This Artist Collects Your Worst Fears and Turns Them Into Something Great

The Fear Project uses art to visually interpret the parts of life that scare us the most, normalizing fear as a part of ourselves.

"The Fear of Debt," featured in our latest print issue.

YES! Illustration by Julie M. Elman.

All illustrations by Julie Elman.

Julie Elman, like many artists, struggles with fear of the blank page. The creative process demands risk-taking, resilience, and messiness. An associate professor of visual communication at Ohio University, Elman understood the expectation to practice what she preached. To move beyond her fear and to explore what she was teaching her students, she conceived the Fear Project.

People submit their fears to the project’s website, and Elman visually interprets them, bringing them to life. Perhaps the most interesting part, aside from the striking visuals, is the resulting effect. The venture brings different fears together on one interface, normalizing and destigmatizing fear as a bad part of everyday life.


The Fear of Wrongful Imprisonment

Though Elman admits that she is no psychologist, she posits that, to a certain degree, sharing and voicing a fear can be validating. And after validation comes solidarity. “I can try to translate the person’s description of a fear into something visual that others can relate to,” she explains.

Psychologist, author, and professor Noam Shpancer says that speaking out about difficult experiences or fears provides a sense of strength, security, and relief. Thus, one scared voice becomes a community of empowered voices. “We tend to find solace in the knowledge that we are not alone in our troubles,” he explains. In psychology, it’s well established that confronting fear is essential in learning to manage it. The Fear Project’s root in the visual only emphasizes this. “Great art articulates for us things about ourselves and our experience that cannot be easily and well expressed otherwise,” Shpancer adds. Like what Elman does: She opens a forum to explore fears among us.

She approaches each submission, each fear, the same way: Don’t overanalyze, just do.

The Fear of Losing Control

Dubbed the “fear collector” by Modern Weekly, Elman describes how what began as an experimental exercise evolved into an ongoing creative undertaking. “It didn’t take me long to get past any fears I had about pumping something out and putting it out there. The good, the bad, and the ugly—I posted them all.” The subsequent pieces range from the fear of moths to the fear of peeing in front of others. She always follows her gut, creating high-impact images through the use of vibrant, screaming color.

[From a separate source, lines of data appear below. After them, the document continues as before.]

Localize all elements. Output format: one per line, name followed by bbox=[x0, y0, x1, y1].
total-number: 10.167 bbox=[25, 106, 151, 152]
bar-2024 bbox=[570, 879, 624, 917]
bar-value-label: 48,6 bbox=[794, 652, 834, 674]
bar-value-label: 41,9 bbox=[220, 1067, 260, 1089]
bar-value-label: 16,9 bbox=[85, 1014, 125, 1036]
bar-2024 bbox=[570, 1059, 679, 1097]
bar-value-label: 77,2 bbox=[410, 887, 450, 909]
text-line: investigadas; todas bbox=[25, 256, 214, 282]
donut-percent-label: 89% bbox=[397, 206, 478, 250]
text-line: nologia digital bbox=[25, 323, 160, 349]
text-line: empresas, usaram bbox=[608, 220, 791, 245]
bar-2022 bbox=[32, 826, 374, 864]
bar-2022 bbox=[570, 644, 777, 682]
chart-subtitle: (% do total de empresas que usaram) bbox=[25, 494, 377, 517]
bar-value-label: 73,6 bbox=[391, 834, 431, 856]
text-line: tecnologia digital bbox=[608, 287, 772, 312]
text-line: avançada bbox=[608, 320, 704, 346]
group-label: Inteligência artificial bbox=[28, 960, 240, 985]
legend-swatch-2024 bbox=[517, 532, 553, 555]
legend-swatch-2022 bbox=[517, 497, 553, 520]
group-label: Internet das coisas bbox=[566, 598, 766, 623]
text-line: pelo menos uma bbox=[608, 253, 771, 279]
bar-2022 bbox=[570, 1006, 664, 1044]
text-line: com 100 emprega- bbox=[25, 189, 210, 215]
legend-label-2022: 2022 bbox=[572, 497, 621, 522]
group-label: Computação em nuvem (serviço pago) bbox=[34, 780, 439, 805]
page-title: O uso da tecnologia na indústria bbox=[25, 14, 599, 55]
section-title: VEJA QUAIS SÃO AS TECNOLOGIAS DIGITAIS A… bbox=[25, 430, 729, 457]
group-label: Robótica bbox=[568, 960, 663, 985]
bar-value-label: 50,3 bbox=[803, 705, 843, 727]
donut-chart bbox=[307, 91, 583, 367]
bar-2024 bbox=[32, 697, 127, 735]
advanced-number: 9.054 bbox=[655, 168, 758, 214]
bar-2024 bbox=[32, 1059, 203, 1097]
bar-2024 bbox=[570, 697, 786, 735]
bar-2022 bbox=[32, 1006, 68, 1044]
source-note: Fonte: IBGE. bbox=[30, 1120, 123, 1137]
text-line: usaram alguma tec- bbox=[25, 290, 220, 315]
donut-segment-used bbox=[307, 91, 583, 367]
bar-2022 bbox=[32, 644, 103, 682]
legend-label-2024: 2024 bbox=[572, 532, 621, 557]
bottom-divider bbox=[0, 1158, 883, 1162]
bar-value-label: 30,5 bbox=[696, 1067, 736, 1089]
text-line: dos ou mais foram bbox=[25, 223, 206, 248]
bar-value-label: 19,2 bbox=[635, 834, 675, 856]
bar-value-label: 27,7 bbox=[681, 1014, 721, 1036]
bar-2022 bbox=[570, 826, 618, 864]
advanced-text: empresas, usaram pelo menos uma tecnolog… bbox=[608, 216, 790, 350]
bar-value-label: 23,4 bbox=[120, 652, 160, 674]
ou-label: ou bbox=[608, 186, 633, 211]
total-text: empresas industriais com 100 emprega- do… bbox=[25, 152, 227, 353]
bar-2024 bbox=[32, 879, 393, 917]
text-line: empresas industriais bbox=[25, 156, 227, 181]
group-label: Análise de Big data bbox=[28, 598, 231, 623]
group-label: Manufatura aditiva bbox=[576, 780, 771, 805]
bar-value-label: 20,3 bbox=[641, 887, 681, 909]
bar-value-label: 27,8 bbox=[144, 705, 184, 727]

The majority of her pieces include passages from actual submissions while others feature what is called “asemic writing.” This kind of illegible, nonspecific writing adds texture and, in Elman’s opinion, captures the very core of that person’s fear. “I imagine what the person might be saying, or shouting, at that time, and I scribble out those words without making them legible. In some way, I think this infuses the spirit of that person, and his or her fear, into the piece I’m creating.” It is this relationship among fear, individual, and artist that drives the project forward, making fear acceptable and tangible.


The Fear of the Unknown

Elman isn’t sure what makes fear so compelling. On a personal level, she says she wants to avoid dwelling in the negative and believes that fear’s universality, in contrast to the lengths we go to conceal it from others, dictates many of our choices. Ironically, still a worrier by nature, Elman understands that finding ways to push through beats the bleak alternative: “Sitting at home, curled up in a ball, avoiding that very thing that scares us most.”

Fear, she says, either cripples or motivates, and the ones we grant control to almost always have the potential to provide us with the most memorable moments.